Qu’en pensez-vous : le T-90 était-il encore récupérable pour l’armée russe ?
Je soupçonne que dans ce cas particulier, les Russes n’ont pas réussi à récupérer le T-90 parce que les Ukrainiens, à leur tour, ont tenté de détruire entièrement le T-90 à l’aide de drones à vue à la première personne. Selon la plateforme Oryx, les Russes ont perdu jusqu’à présent une centaine de T-90, mais le rythme de production russe de nouveaux équipements est crucial. Ces derniers mois, on a répété à maintes reprises que l’industrie russe ne serait bientôt plus en mesure de fournir des approvisionnements très limités. Mais jusqu’à présent, l’approvisionnement a été constant. Il n’est pas prévisible que la Russie s’épuise.
Pourquoi donc?
Cela s’explique en partie par le fait que les sites de production russes ne sont pas attaqués et que Moscou reçoit un soutien de l’étranger. Il faut également le dire : par rapport aux systèmes d’armes occidentaux, les Russes obtiennent plus pour moins d’argent. La qualité n’est peut-être pas au niveau occidental, mais elle est disponible en plus grande quantité.

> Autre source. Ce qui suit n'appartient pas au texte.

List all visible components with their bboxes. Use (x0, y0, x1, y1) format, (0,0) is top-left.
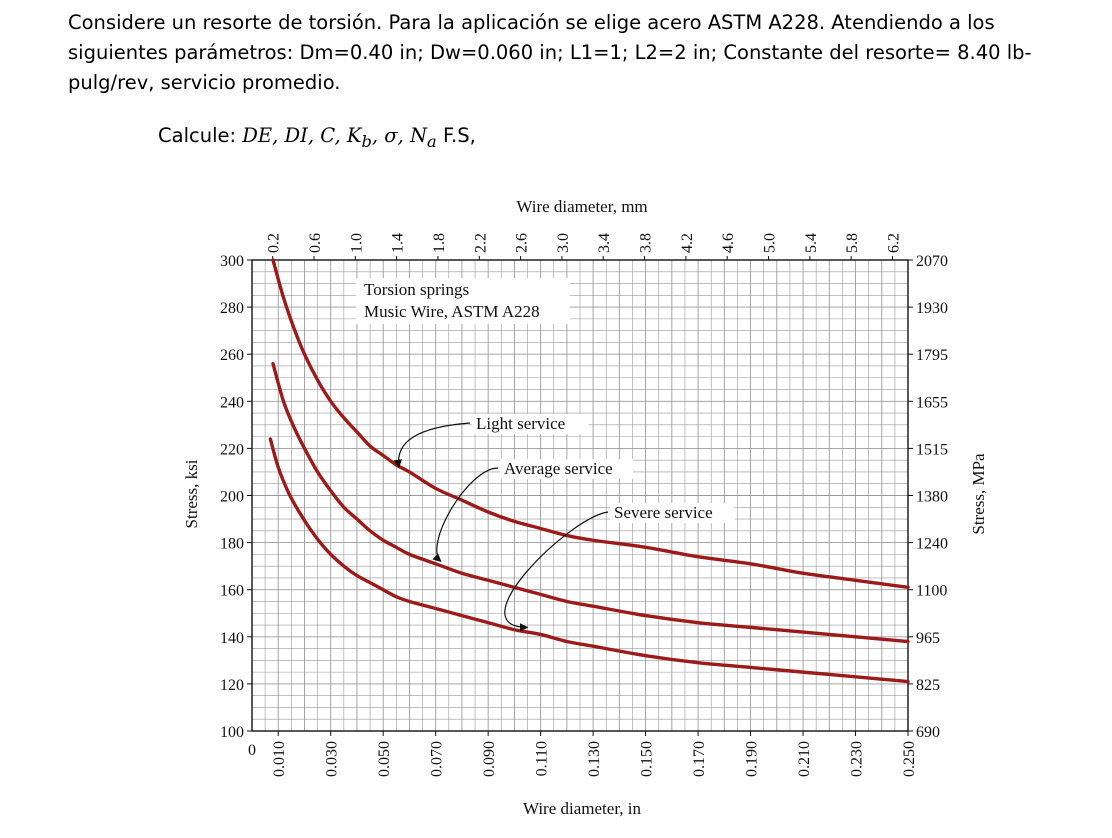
curve-severe-service (268, 437, 910, 684)
x-axis-label: Wire diameter, in (523, 799, 642, 818)
calc-vars-2: , σ, N (371, 124, 428, 147)
calculate-line: Calcule: DE, DI, C, Kb, σ, Na F.S, (158, 124, 476, 151)
y2-tick-label: 1795 (916, 347, 948, 364)
mm-tick-label: 5.8 (844, 233, 861, 253)
mm-tick-label: 2.2 (472, 233, 489, 253)
mm-tick-label: 2.6 (514, 233, 531, 253)
chart-subtitle: Music Wire, ASTM A228 (364, 302, 540, 321)
mm-tick-label: 3.8 (638, 233, 655, 253)
curve-light-service (271, 258, 910, 590)
series-group (268, 258, 910, 684)
annotation-bg-light-service (472, 414, 589, 434)
y2-tick-label: 1515 (916, 441, 948, 458)
annotation-bg-average-service (500, 459, 633, 479)
mm-tick-label: 4.2 (679, 233, 696, 253)
x-tick-label: 0.050 (376, 741, 393, 777)
curve-average-service (271, 361, 910, 644)
grid-major (251, 259, 909, 732)
x-tick-label: 0.010 (271, 741, 288, 777)
calc-tail: F.S, (436, 124, 476, 147)
leader-average-service (432, 467, 499, 563)
y-axis-ticks: 100 120 140 160 180 200 220 240 260 280 300 (220, 253, 252, 741)
y2-tick-label: 1100 (916, 583, 947, 600)
calc-sub-a: a (427, 131, 437, 151)
x-tick-label: 0.130 (586, 741, 603, 777)
y-tick-label: 200 (220, 489, 244, 506)
x-tick-label: 0.030 (324, 741, 341, 777)
y2-tick-label: 1930 (916, 300, 948, 317)
annotation-bg-severe-service (610, 503, 735, 523)
y2-tick-label: 965 (916, 630, 940, 647)
calc-variables: DE, DI, C, Kb, σ, Na (242, 124, 436, 151)
x-tick-label: 0.090 (481, 741, 498, 777)
y-axis-label: Stress, ksi (182, 459, 201, 528)
annotation-light-service: Light service (476, 414, 565, 433)
mm-tick-label: 5.0 (762, 233, 779, 253)
y2-axis-ticks: 690 825 965 1100 1240 1380 1515 1655 1795 1930 207… (908, 253, 948, 741)
calc-sub-b: b (361, 131, 372, 151)
x-tick-label: 0.250 (901, 741, 918, 777)
y-tick-label: 100 (220, 724, 244, 741)
x-tick-label: 0.110 (534, 741, 551, 776)
problem-statement: Considere un resorte de torsión. Para la… (68, 8, 1098, 98)
calc-vars: DE, DI, C, K (242, 124, 362, 147)
y-tick-label: 140 (220, 630, 244, 647)
mm-tick-label: 4.6 (720, 233, 737, 253)
y2-tick-label: 1240 (916, 536, 948, 553)
y-tick-label: 220 (220, 441, 244, 458)
y2-axis-label: Stress, MPa (969, 453, 988, 535)
y2-tick-label: 1380 (916, 489, 948, 506)
mm-tick-label: 5.4 (803, 233, 820, 253)
x-tick-label: 0.230 (849, 741, 866, 777)
x-tick-label: 0.070 (429, 741, 446, 777)
problem-paragraph: Considere un resorte de torsión. Para la… (68, 11, 1032, 94)
y2-tick-label: 1655 (916, 394, 948, 411)
mm-tick-label: 1.0 (348, 233, 365, 253)
y-tick-label: 120 (220, 677, 244, 694)
y2-tick-label: 825 (916, 677, 940, 694)
y-tick-label: 300 (220, 253, 244, 270)
x-axis-ticks: 0.010 0.030 0.050 0.070 0.090 0.110 0.130 0.150… (248, 731, 918, 777)
annotation-average-service: Average service (504, 459, 613, 478)
annotation-severe-service: Severe service (614, 503, 713, 522)
mm-tick-label: 3.0 (555, 233, 572, 253)
y2-tick-label: 2070 (916, 253, 948, 270)
y-tick-label: 180 (220, 536, 244, 553)
chart-title: Torsion springs (364, 280, 469, 299)
mm-tick-label: 0.6 (307, 233, 324, 253)
y2-tick-label: 690 (916, 724, 940, 741)
x-tick-label: 0.210 (796, 741, 813, 777)
y-tick-label: 160 (220, 583, 244, 600)
mm-tick-label: 1.4 (390, 233, 407, 253)
x2-axis-label: Wire diameter, mm (516, 197, 647, 216)
x-zero-label: 0 (248, 742, 256, 759)
mm-tick-label: 3.4 (596, 233, 613, 253)
y-tick-label: 240 (220, 394, 244, 411)
y-tick-label: 260 (220, 347, 244, 364)
x-tick-label: 0.190 (744, 741, 761, 777)
mm-tick-label: 0.2 (266, 233, 283, 253)
title-box-bg (356, 278, 570, 324)
x-tick-label: 0.170 (691, 741, 708, 777)
leader-light-service (393, 422, 471, 469)
leader-severe-service (504, 511, 609, 632)
mm-tick-label: 1.8 (431, 233, 448, 253)
mm-tick-label: 6.2 (886, 233, 903, 253)
y-tick-label: 280 (220, 300, 244, 317)
x-tick-label: 0.150 (639, 741, 656, 777)
mm-axis-ticks: 0.2 0.6 1.0 1.4 1.8 2.2 2.6 3.0 3.4 3.8 4.2 4.6 5.0 5… (266, 233, 903, 260)
calc-label: Calcule: (158, 124, 237, 147)
annotations-group: Light service Average service Severe servi… (393, 414, 735, 632)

D’où vient cette approche différente ?
L’Occident s’appuie sur des systèmes d’armes de haute précision et sur des soldats très bien entraînés. La Russie dit : ce sont les masses qui le font. En Occident, l’objectif pendant la guerre froide était de protéger au mieux ses propres soldats et de construire des équipements de haute qualité. Le char de combat principal Leopard, dans sa version la plus moderne, est un appareil doté de technologies, de capteurs et d’un système d’armes performant. Les Russes – et auparavant les Soviétiques – ont supposé qu’ils ne pouvaient pas produire au même niveau technologique. Leur approche consistait à répondre à la qualité par la quantité. La culture militaire russe est fondamentalement différente de celle de l’Occident.

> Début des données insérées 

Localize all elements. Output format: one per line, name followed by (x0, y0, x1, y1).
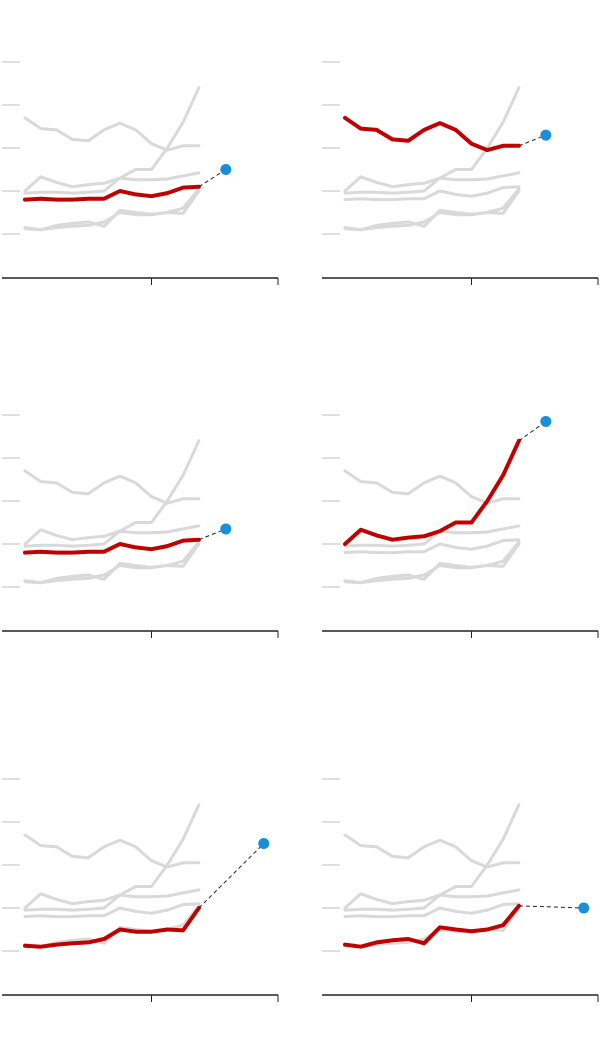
context-series-line (23, 439, 201, 546)
highlight-series-line (23, 906, 201, 949)
chart-panel-6 (322, 778, 599, 1002)
projection-connector (198, 843, 265, 909)
highlight-series-line (23, 184, 201, 202)
context-series-line (23, 86, 201, 193)
context-series-line (343, 902, 521, 919)
chart-panel-2 (322, 61, 599, 285)
context-series-line (23, 902, 201, 919)
chart-panel-5 (2, 778, 279, 1002)
projection-connector (198, 169, 227, 188)
chart-panel-1 (2, 61, 279, 285)
context-series-line (343, 833, 521, 869)
highlight-series-line (343, 438, 521, 546)
chart-panel-3 (2, 414, 279, 638)
context-series-line (23, 469, 201, 505)
projection-point (220, 523, 232, 535)
context-series-line (343, 86, 521, 193)
context-series-line (343, 524, 521, 548)
projection-connector (518, 905, 584, 909)
context-series-line (343, 542, 521, 585)
context-series-line (23, 833, 201, 869)
context-series-line (343, 888, 521, 912)
context-series-line (23, 171, 201, 195)
context-series-line (23, 803, 201, 910)
context-series-line (343, 171, 521, 195)
context-series-line (343, 538, 521, 555)
projection-point (578, 902, 590, 914)
highlight-series-line (23, 537, 201, 555)
chart-panel-4 (322, 414, 599, 638)
context-series-line (343, 185, 521, 202)
context-series-line (343, 469, 521, 505)
projection-point (540, 415, 552, 427)
highlight-series-line (343, 115, 521, 153)
context-series-line (343, 803, 521, 910)
context-series-line (23, 888, 201, 912)
context-series-line (23, 542, 201, 585)
context-series-line (343, 189, 521, 232)
context-series-line (23, 189, 201, 232)
context-series-line (23, 524, 201, 548)
projection-connector (518, 421, 547, 442)
highlight-series-line (343, 903, 521, 949)
projection-point (258, 838, 270, 849)
projection-point (540, 129, 552, 141)
projection-point (220, 164, 232, 175)
context-series-line (23, 116, 201, 152)
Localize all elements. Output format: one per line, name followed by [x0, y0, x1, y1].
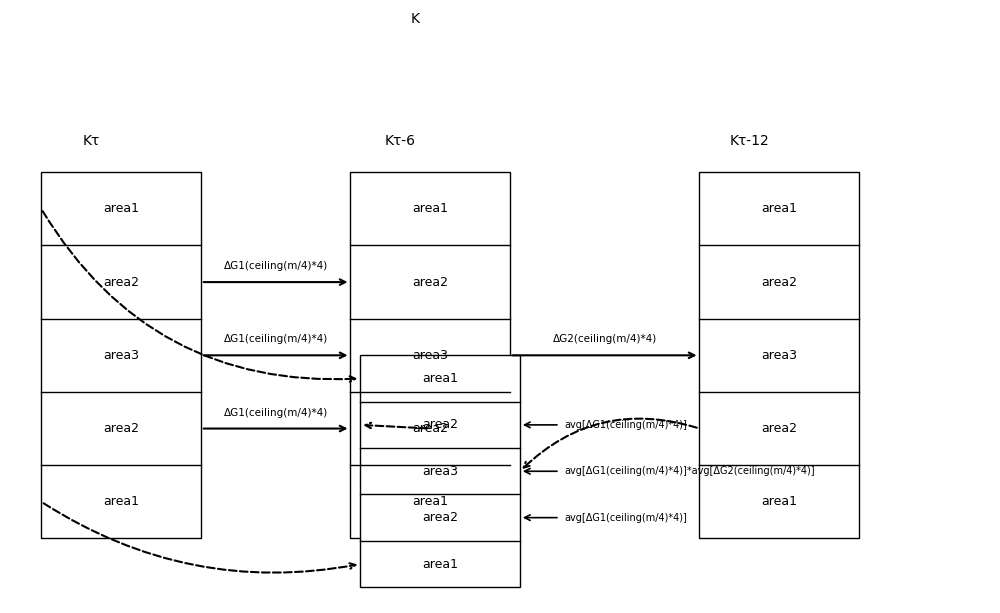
Text: ΔG1(ceiling(m/4)*4): ΔG1(ceiling(m/4)*4) — [224, 261, 328, 271]
Text: area3: area3 — [103, 349, 139, 362]
Text: area1: area1 — [103, 495, 139, 508]
Text: ΔG2(ceiling(m/4)*4): ΔG2(ceiling(m/4)*4) — [553, 334, 657, 345]
Text: area1: area1 — [412, 495, 448, 508]
Text: avg[ΔG1(ceiling(m/4)*4)]: avg[ΔG1(ceiling(m/4)*4)] — [565, 420, 688, 430]
Text: area1: area1 — [422, 372, 458, 385]
Text: area1: area1 — [422, 557, 458, 571]
Text: area2: area2 — [422, 419, 458, 432]
Text: area2: area2 — [103, 276, 139, 289]
Text: area1: area1 — [761, 495, 797, 508]
Text: area3: area3 — [412, 349, 448, 362]
Text: avg[ΔG1(ceiling(m/4)*4)]*avg[ΔG2(ceiling(m/4)*4)]: avg[ΔG1(ceiling(m/4)*4)]*avg[ΔG2(ceiling… — [565, 466, 815, 476]
FancyBboxPatch shape — [360, 356, 520, 587]
Text: area1: area1 — [412, 202, 448, 215]
Text: area2: area2 — [761, 422, 797, 435]
Text: area2: area2 — [761, 276, 797, 289]
Text: ΔG1(ceiling(m/4)*4): ΔG1(ceiling(m/4)*4) — [224, 408, 328, 417]
Text: avg[ΔG1(ceiling(m/4)*4)]: avg[ΔG1(ceiling(m/4)*4)] — [565, 512, 688, 523]
Text: area3: area3 — [422, 465, 458, 478]
Text: Kτ-12: Kτ-12 — [729, 134, 769, 148]
Text: Kτ: Kτ — [83, 134, 100, 148]
Text: K: K — [411, 12, 420, 26]
Text: area1: area1 — [103, 202, 139, 215]
Text: area2: area2 — [412, 276, 448, 289]
FancyBboxPatch shape — [699, 172, 859, 538]
FancyBboxPatch shape — [350, 172, 510, 538]
Text: area1: area1 — [761, 202, 797, 215]
Text: ΔG1(ceiling(m/4)*4): ΔG1(ceiling(m/4)*4) — [224, 334, 328, 345]
FancyBboxPatch shape — [41, 172, 201, 538]
Text: area2: area2 — [422, 511, 458, 524]
Text: Kτ-6: Kτ-6 — [385, 134, 416, 148]
Text: area3: area3 — [761, 349, 797, 362]
Text: area2: area2 — [412, 422, 448, 435]
Text: area2: area2 — [103, 422, 139, 435]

Malgré le nombre, on dit depuis des semaines depuis le front que les Russes se battent avec des pertes élevées et font peu de progrès, donc ils ne réussissent pas beaucoup. Dans le même temps, l’OTAN suppose que la Russie pourrait également attaquer le territoire de l’OTAN dans les prochaines années. Est-ce que cela se contredit ?
Cette contradiction évidente ne peut être résolue qu’en disant honnêtement que vous avez sous-estimé votre adversaire jusqu’à présent. Je le souligne à maintes reprises depuis le printemps 2022. Nous devons prendre la situation au sérieux car la Russie tente en réalité une expansion massive ici, basée sur la production d’armes et le flux constant de soldats recrutés – les responsables ukrainiens estiment qu’il y aura environ 1 000 à 1 100 hommes par jour. Cela a un immense potentiel. On estime qu’il y a actuellement jusqu’à 500 000 soldats russes en Ukraine. Au moins 462 000 au front et 35 000 dans les troupes d’occupation. Le double ou deux fois et demie ce que la Russie a envahi en février 2022. Et ces soldats avancent, mètre par mètre, malgré des pertes massives.